L’aide juridictionnelle
L’aide juridictionnelle prend en charge tout ou partie des honoraires et des frais de justice selon les ressources. Le barème 2026 fixe le seuil de l’aide totale autour de 12 957 euros de revenu fiscal de référence annuel pour une personne seule, avec des majorations pour personnes à charge et une aide partielle au-delà. Deux précisions utiles en matière de divorce : les ressources du conjoint adverse ne sont pas prises en compte puisque l’intérêt est opposé, et une aide provisoire peut être accordée en urgence, notamment en contexte de violences.
Qui supporte réellement les frais
Chaque époux règle son propre avocat. Le juge peut toutefois condamner l’un d’eux aux dépens et lui faire supporter une partie des frais irrépétibles au titre de l’article 700 du Code de procédure civile. Le partage des biens ajoute le droit de partage de 1,10 % de l’actif net partagé, dû à l’administration fiscale. Les questions de pension et d’indemnisation de la disparité de niveau de vie relèvent d’un autre calcul, exposé dans notre guide sur la prestation compensatoire.
Ce qui accélère la procédure, ce qui la fait durer
Face à un conjoint qui refuse, la vitesse dépend surtout de la préparation du demandeur.
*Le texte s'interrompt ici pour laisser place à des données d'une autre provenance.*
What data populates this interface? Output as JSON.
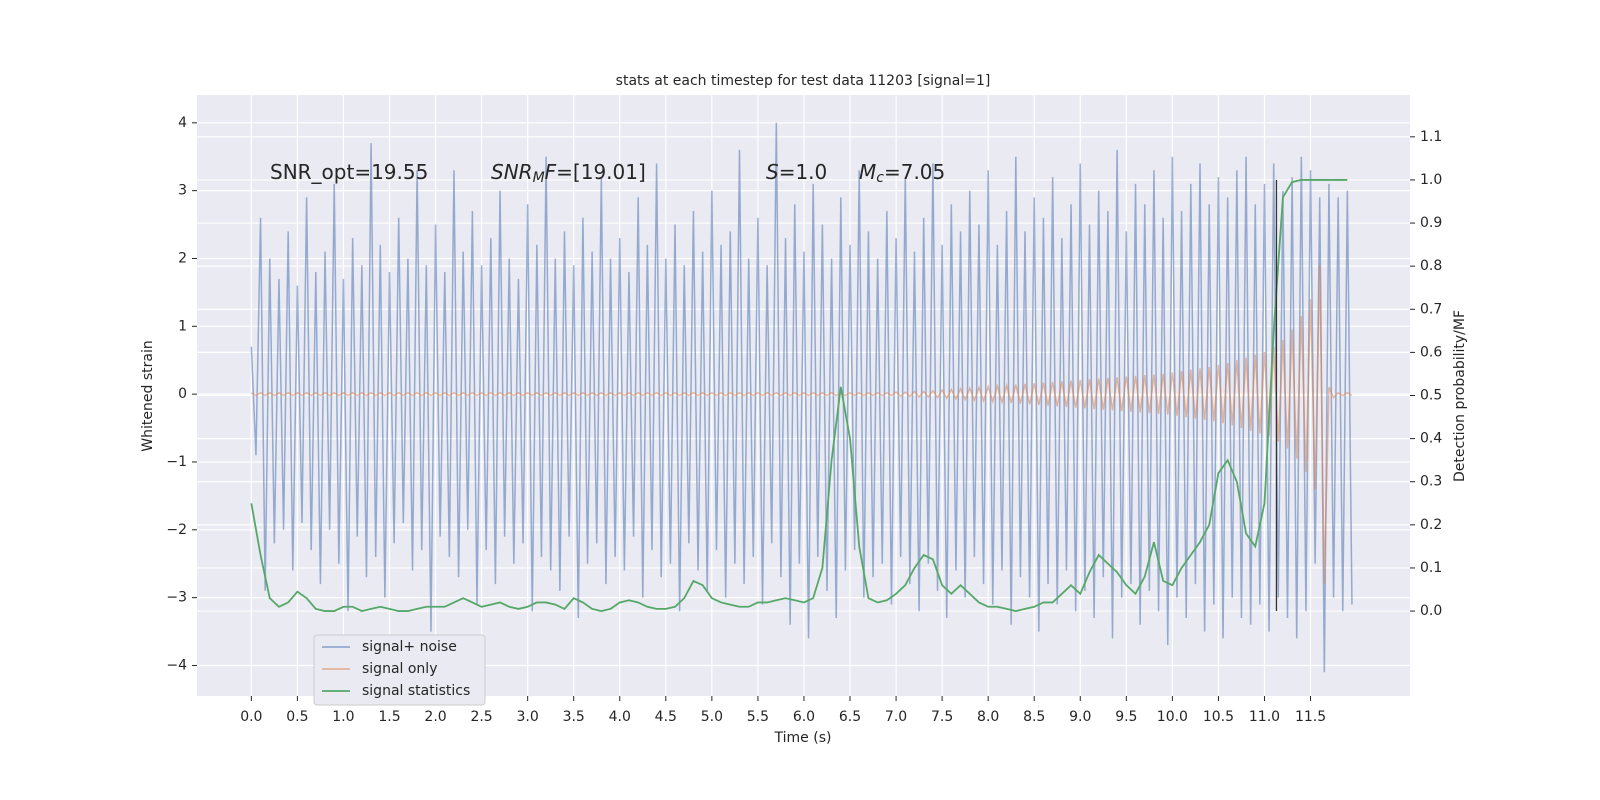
{
  "chart_data": {
    "type": "line",
    "title": "stats at each timestep for test data 11203 [signal=1]",
    "xlabel": "Time (s)",
    "ylabel": "Whitened strain",
    "y2label": "Detection probability/MF",
    "xlim": [
      -0.59,
      12.58
    ],
    "ylim": [
      -4.45,
      4.41
    ],
    "y2lim": [
      -0.197,
      1.197
    ],
    "grid": true,
    "legend": "lower left",
    "xticks": [
      {
        "value": 0,
        "label": "0.0"
      },
      0.5,
      {
        "value": 1,
        "label": "1.0"
      },
      1.5,
      {
        "value": 2,
        "label": "2.0"
      },
      2.5,
      {
        "value": 3,
        "label": "3.0"
      },
      3.5,
      {
        "value": 4,
        "label": "4.0"
      },
      4.5,
      {
        "value": 5,
        "label": "5.0"
      },
      5.5,
      {
        "value": 6,
        "label": "6.0"
      },
      6.5,
      {
        "value": 7,
        "label": "7.0"
      },
      7.5,
      {
        "value": 8,
        "label": "8.0"
      },
      8.5,
      {
        "value": 9,
        "label": "9.0"
      },
      9.5,
      {
        "value": 10,
        "label": "10.0"
      },
      10.5,
      {
        "value": 11,
        "label": "11.0"
      },
      11.5
    ],
    "yticks": [
      {
        "value": -4,
        "label": "−4"
      },
      {
        "value": -3,
        "label": "−3"
      },
      {
        "value": -2,
        "label": "−2"
      },
      {
        "value": -1,
        "label": "−1"
      },
      0,
      1,
      2,
      3,
      4
    ],
    "y2ticks": [
      {
        "value": 0,
        "label": "0.0"
      },
      0.1,
      0.2,
      0.3,
      0.4,
      0.5,
      0.6,
      0.7,
      0.8,
      0.9,
      {
        "value": 1,
        "label": "1.0"
      },
      1.1
    ],
    "vline_x": 11.13,
    "annotations": [
      [
        {
          "t": "SNR_opt=19.55",
          "s": ""
        }
      ],
      [
        {
          "t": "SNR",
          "s": "i"
        },
        {
          "t": "M",
          "s": "sub"
        },
        {
          "t": "F",
          "s": "i"
        },
        {
          "t": "=[19.01]",
          "s": ""
        }
      ],
      [
        {
          "t": "S",
          "s": "i"
        },
        {
          "t": "=1.0",
          "s": ""
        }
      ],
      [
        {
          "t": "M",
          "s": "i"
        },
        {
          "t": "c",
          "s": "sub"
        },
        {
          "t": "=7.05",
          "s": ""
        }
      ]
    ],
    "x": [
      0,
      0.05,
      0.1,
      0.15,
      0.2,
      0.25,
      0.3,
      0.35,
      0.4,
      0.45,
      0.5,
      0.55,
      0.6,
      0.65,
      0.7,
      0.75,
      0.8,
      0.85,
      0.9,
      0.95,
      1,
      1.05,
      1.1,
      1.15,
      1.2,
      1.25,
      1.3,
      1.35,
      1.4,
      1.45,
      1.5,
      1.55,
      1.6,
      1.65,
      1.7,
      1.75,
      1.8,
      1.85,
      1.9,
      1.95,
      2,
      2.05,
      2.1,
      2.15,
      2.2,
      2.25,
      2.3,
      2.35,
      2.4,
      2.45,
      2.5,
      2.55,
      2.6,
      2.65,
      2.7,
      2.75,
      2.8,
      2.85,
      2.9,
      2.95,
      3,
      3.05,
      3.1,
      3.15,
      3.2,
      3.25,
      3.3,
      3.35,
      3.4,
      3.45,
      3.5,
      3.55,
      3.6,
      3.65,
      3.7,
      3.75,
      3.8,
      3.85,
      3.9,
      3.95,
      4,
      4.05,
      4.1,
      4.15,
      4.2,
      4.25,
      4.3,
      4.35,
      4.4,
      4.45,
      4.5,
      4.55,
      4.6,
      4.65,
      4.7,
      4.75,
      4.8,
      4.85,
      4.9,
      4.95,
      5,
      5.05,
      5.1,
      5.15,
      5.2,
      5.25,
      5.3,
      5.35,
      5.4,
      5.45,
      5.5,
      5.55,
      5.6,
      5.65,
      5.7,
      5.75,
      5.8,
      5.85,
      5.9,
      5.95,
      6,
      6.05,
      6.1,
      6.15,
      6.2,
      6.25,
      6.3,
      6.35,
      6.4,
      6.45,
      6.5,
      6.55,
      6.6,
      6.65,
      6.7,
      6.75,
      6.8,
      6.85,
      6.9,
      6.95,
      7,
      7.05,
      7.1,
      7.15,
      7.2,
      7.25,
      7.3,
      7.35,
      7.4,
      7.45,
      7.5,
      7.55,
      7.6,
      7.65,
      7.7,
      7.75,
      7.8,
      7.85,
      7.9,
      7.95,
      8,
      8.05,
      8.1,
      8.15,
      8.2,
      8.25,
      8.3,
      8.35,
      8.4,
      8.45,
      8.5,
      8.55,
      8.6,
      8.65,
      8.7,
      8.75,
      8.8,
      8.85,
      8.9,
      8.95,
      9,
      9.05,
      9.1,
      9.15,
      9.2,
      9.25,
      9.3,
      9.35,
      9.4,
      9.45,
      9.5,
      9.55,
      9.6,
      9.65,
      9.7,
      9.75,
      9.8,
      9.85,
      9.9,
      9.95,
      10,
      10.05,
      10.1,
      10.15,
      10.2,
      10.25,
      10.3,
      10.35,
      10.4,
      10.45,
      10.5,
      10.55,
      10.6,
      10.65,
      10.7,
      10.75,
      10.8,
      10.85,
      10.9,
      10.95,
      11,
      11.05,
      11.1,
      11.15,
      11.2,
      11.25,
      11.3,
      11.35,
      11.4,
      11.45,
      11.5,
      11.55,
      11.6,
      11.65,
      11.7,
      11.75,
      11.8,
      11.85,
      11.9,
      11.95
    ],
    "series": [
      {
        "name": "signal+ noise",
        "color": "#4c72b0",
        "values": [
          0.7,
          -0.9,
          2.6,
          -2.9,
          2.0,
          -2.2,
          1.7,
          -2.0,
          2.4,
          -2.6,
          1.6,
          -1.9,
          2.9,
          -2.3,
          1.8,
          -2.8,
          2.1,
          -2.0,
          3.1,
          -2.5,
          1.7,
          -3.2,
          2.3,
          -2.1,
          1.9,
          -2.7,
          3.7,
          -2.4,
          2.2,
          -3.0,
          1.8,
          -2.2,
          2.6,
          -1.9,
          2.0,
          -2.6,
          3.3,
          -2.3,
          1.9,
          -3.5,
          2.5,
          -2.1,
          1.8,
          -2.4,
          3.3,
          -2.7,
          2.1,
          -2.0,
          2.7,
          -3.1,
          1.9,
          -2.3,
          2.3,
          -2.8,
          3.0,
          -2.1,
          2.0,
          -2.5,
          1.7,
          -2.2,
          2.8,
          -3.2,
          2.2,
          -2.4,
          3.5,
          -2.6,
          2.0,
          -2.9,
          2.4,
          -2.1,
          1.9,
          -3.3,
          2.6,
          -2.5,
          2.1,
          -2.2,
          3.2,
          -2.8,
          2.0,
          -2.4,
          2.3,
          -2.6,
          1.8,
          -2.1,
          2.9,
          -3.0,
          2.2,
          -2.3,
          3.4,
          -2.7,
          2.0,
          -2.5,
          2.5,
          -3.2,
          1.9,
          -2.2,
          2.7,
          -2.6,
          2.1,
          -2.9,
          3.0,
          -2.3,
          2.2,
          -3.0,
          2.4,
          -2.5,
          3.6,
          -2.8,
          2.0,
          -2.4,
          2.6,
          -3.1,
          1.9,
          -2.2,
          4.0,
          -2.7,
          2.3,
          -3.4,
          2.8,
          -2.5,
          2.1,
          -3.6,
          3.1,
          -2.4,
          2.5,
          -2.9,
          2.0,
          -3.3,
          2.9,
          -2.6,
          2.2,
          -2.3,
          3.3,
          -3.0,
          2.4,
          -2.7,
          2.0,
          -2.5,
          2.7,
          -3.1,
          2.3,
          -2.4,
          3.2,
          -2.8,
          2.1,
          -3.2,
          2.6,
          -2.5,
          3.4,
          -2.9,
          2.2,
          -3.3,
          2.8,
          -2.6,
          2.4,
          -3.0,
          3.0,
          -2.4,
          2.5,
          -2.8,
          3.3,
          -3.1,
          2.2,
          -2.6,
          2.7,
          -3.4,
          3.5,
          -2.7,
          2.4,
          -3.0,
          2.9,
          -3.5,
          2.6,
          -2.8,
          3.2,
          -3.1,
          2.3,
          -2.6,
          2.8,
          -3.2,
          3.4,
          -2.9,
          2.5,
          -3.3,
          3.0,
          -2.7,
          2.7,
          -3.6,
          3.6,
          -3.0,
          2.4,
          -2.8,
          3.1,
          -3.4,
          2.8,
          -2.9,
          3.3,
          -3.2,
          2.6,
          -3.7,
          3.5,
          -3.0,
          2.7,
          -3.3,
          3.1,
          -2.8,
          3.4,
          -3.5,
          2.8,
          -3.1,
          3.2,
          -3.6,
          2.9,
          -3.0,
          3.3,
          -3.3,
          3.5,
          -3.4,
          2.8,
          -3.1,
          3.1,
          -3.5,
          3.4,
          -3.0,
          3.0,
          -3.3,
          3.2,
          -3.6,
          3.5,
          -3.2,
          3.3,
          -2.5,
          2.9,
          -4.1,
          3.1,
          -3.0,
          2.9,
          -3.2,
          3.0,
          -3.1
        ]
      },
      {
        "name": "signal only",
        "color": "#dd8452",
        "values": [
          0.02,
          -0.02,
          0.02,
          -0.02,
          0.02,
          -0.02,
          0.02,
          -0.02,
          0.02,
          -0.02,
          0.02,
          -0.02,
          0.02,
          -0.02,
          0.02,
          -0.02,
          0.02,
          -0.02,
          0.02,
          -0.02,
          0.02,
          -0.02,
          0.02,
          -0.02,
          0.02,
          -0.02,
          0.02,
          -0.02,
          0.02,
          -0.02,
          0.02,
          -0.02,
          0.02,
          -0.02,
          0.02,
          -0.02,
          0.02,
          -0.02,
          0.02,
          -0.02,
          0.02,
          -0.02,
          0.02,
          -0.02,
          0.02,
          -0.02,
          0.02,
          -0.02,
          0.02,
          -0.02,
          0.02,
          -0.02,
          0.02,
          -0.02,
          0.02,
          -0.02,
          0.02,
          -0.02,
          0.02,
          -0.02,
          0.02,
          -0.02,
          0.02,
          -0.02,
          0.02,
          -0.02,
          0.02,
          -0.02,
          0.02,
          -0.02,
          0.02,
          -0.02,
          0.02,
          -0.02,
          0.02,
          -0.02,
          0.02,
          -0.02,
          0.02,
          -0.02,
          0.02,
          -0.02,
          0.02,
          -0.02,
          0.02,
          -0.02,
          0.02,
          -0.02,
          0.02,
          -0.02,
          0.02,
          -0.02,
          0.02,
          -0.02,
          0.02,
          -0.02,
          0.02,
          -0.02,
          0.02,
          -0.02,
          0.02,
          -0.02,
          0.02,
          -0.02,
          0.02,
          -0.02,
          0.02,
          -0.02,
          0.02,
          -0.02,
          0.02,
          -0.02,
          0.02,
          -0.02,
          0.02,
          -0.02,
          0.02,
          -0.02,
          0.02,
          -0.02,
          0.02,
          -0.02,
          0.02,
          -0.02,
          0.02,
          -0.02,
          0.02,
          -0.02,
          0.02,
          -0.02,
          0.02,
          -0.02,
          0.02,
          -0.02,
          0.02,
          -0.02,
          0.02,
          -0.02,
          0.02,
          -0.02,
          0.03,
          -0.03,
          0.03,
          -0.03,
          0.04,
          -0.04,
          0.04,
          -0.04,
          0.05,
          -0.05,
          0.06,
          -0.06,
          0.07,
          -0.07,
          0.08,
          -0.08,
          0.09,
          -0.09,
          0.1,
          -0.1,
          0.11,
          -0.11,
          0.12,
          -0.12,
          0.13,
          -0.13,
          0.14,
          -0.14,
          0.15,
          -0.15,
          0.16,
          -0.16,
          0.17,
          -0.17,
          0.18,
          -0.18,
          0.19,
          -0.19,
          0.2,
          -0.2,
          0.21,
          -0.21,
          0.22,
          -0.22,
          0.23,
          -0.23,
          0.24,
          -0.24,
          0.25,
          -0.25,
          0.26,
          -0.26,
          0.27,
          -0.27,
          0.28,
          -0.28,
          0.29,
          -0.29,
          0.3,
          -0.3,
          0.32,
          -0.32,
          0.34,
          -0.34,
          0.36,
          -0.36,
          0.38,
          -0.38,
          0.4,
          -0.4,
          0.43,
          -0.43,
          0.46,
          -0.46,
          0.5,
          -0.5,
          0.54,
          -0.54,
          0.58,
          -0.58,
          0.62,
          -0.62,
          0.7,
          -0.7,
          0.8,
          -0.8,
          0.95,
          -0.95,
          1.15,
          -1.15,
          1.4,
          -1.4,
          1.9,
          -2.8,
          0.1,
          -0.05,
          0.02,
          -0.02,
          0.02,
          -0.02
        ]
      },
      {
        "name": "signal statistics",
        "color": "#55a868",
        "axis": "y2",
        "x": [
          0,
          0.1,
          0.2,
          0.3,
          0.4,
          0.5,
          0.6,
          0.7,
          0.8,
          0.9,
          1,
          1.1,
          1.2,
          1.3,
          1.4,
          1.5,
          1.6,
          1.7,
          1.8,
          1.9,
          2,
          2.1,
          2.2,
          2.3,
          2.4,
          2.5,
          2.6,
          2.7,
          2.8,
          2.9,
          3,
          3.1,
          3.2,
          3.3,
          3.4,
          3.5,
          3.6,
          3.7,
          3.8,
          3.9,
          4,
          4.1,
          4.2,
          4.3,
          4.4,
          4.5,
          4.6,
          4.7,
          4.8,
          4.9,
          5,
          5.1,
          5.2,
          5.3,
          5.4,
          5.5,
          5.6,
          5.7,
          5.8,
          5.9,
          6,
          6.1,
          6.2,
          6.3,
          6.4,
          6.5,
          6.6,
          6.7,
          6.8,
          6.9,
          7,
          7.1,
          7.2,
          7.3,
          7.4,
          7.5,
          7.6,
          7.7,
          7.8,
          7.9,
          8,
          8.1,
          8.2,
          8.3,
          8.4,
          8.5,
          8.6,
          8.7,
          8.8,
          8.9,
          9,
          9.1,
          9.2,
          9.3,
          9.4,
          9.5,
          9.6,
          9.7,
          9.8,
          9.9,
          10,
          10.1,
          10.2,
          10.3,
          10.4,
          10.5,
          10.6,
          10.7,
          10.8,
          10.9,
          11,
          11.1,
          11.2,
          11.3,
          11.4,
          11.5,
          11.6,
          11.7,
          11.8,
          11.9
        ],
        "values": [
          0.25,
          0.13,
          0.03,
          0.01,
          0.02,
          0.045,
          0.03,
          0.005,
          0,
          0,
          0.01,
          0.01,
          0,
          0.005,
          0.01,
          0.005,
          0,
          0,
          0.005,
          0.01,
          0.01,
          0.01,
          0.02,
          0.03,
          0.02,
          0.01,
          0.015,
          0.02,
          0.01,
          0.005,
          0.01,
          0.02,
          0.02,
          0.015,
          0.005,
          0.03,
          0.02,
          0.005,
          0,
          0.005,
          0.02,
          0.025,
          0.02,
          0.01,
          0.005,
          0.005,
          0.01,
          0.03,
          0.07,
          0.06,
          0.03,
          0.02,
          0.015,
          0.01,
          0.01,
          0.02,
          0.02,
          0.025,
          0.03,
          0.025,
          0.02,
          0.03,
          0.1,
          0.35,
          0.52,
          0.4,
          0.15,
          0.03,
          0.02,
          0.025,
          0.04,
          0.06,
          0.1,
          0.13,
          0.12,
          0.06,
          0.04,
          0.06,
          0.04,
          0.02,
          0.01,
          0.01,
          0.005,
          0,
          0.005,
          0.01,
          0.02,
          0.02,
          0.04,
          0.06,
          0.04,
          0.09,
          0.13,
          0.11,
          0.09,
          0.06,
          0.04,
          0.08,
          0.16,
          0.07,
          0.06,
          0.1,
          0.13,
          0.16,
          0.2,
          0.32,
          0.35,
          0.3,
          0.18,
          0.15,
          0.25,
          0.65,
          0.96,
          0.995,
          1,
          1,
          1,
          1,
          1,
          1
        ]
      }
    ]
  }
}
Les dossiers qui avancent partagent les mêmes réflexes.
- Dater la séparation avec précision et rassembler les preuves dès le départ, sans attendre l’assignation.
- Constituer un inventaire patrimonial complet, comptes, crédits, épargne, biens immobiliers.
- Saisir le juge de demandes de mesures provisoires chiffrées, pièces à l’appui.
- Séparer le débat sur les enfants de celui sur l’argent, pour éviter que l’un serve de monnaie d’échange à l’autre.
- Accepter une médiation familiale quand seuls deux ou trois points restent en litige.
À l’inverse, certains comportements offrent des mois de sursis à l’époux qui bloque : engager une procédure pour faute sans preuve exploitable, quitter le domicile sans trace écrite, laisser passer les délais de conclusions, ou multiplier les échanges informels au lieu de faire acter les accords. Les modalités de garde méritent une attention particulière, tant elles cristallisent les conflits, comme le montre notre article sur le droit de visite et d’hébergement.
Prochaine étape : vérifier la date exacte de fin de la communauté de vie, réunir les justificatifs de domiciles distincts, puis consulter un avocat pour arbitrer entre altération définitive et divorce accepté. Ce choix de fondement conditionne à lui seul plusieurs mois de calendrier.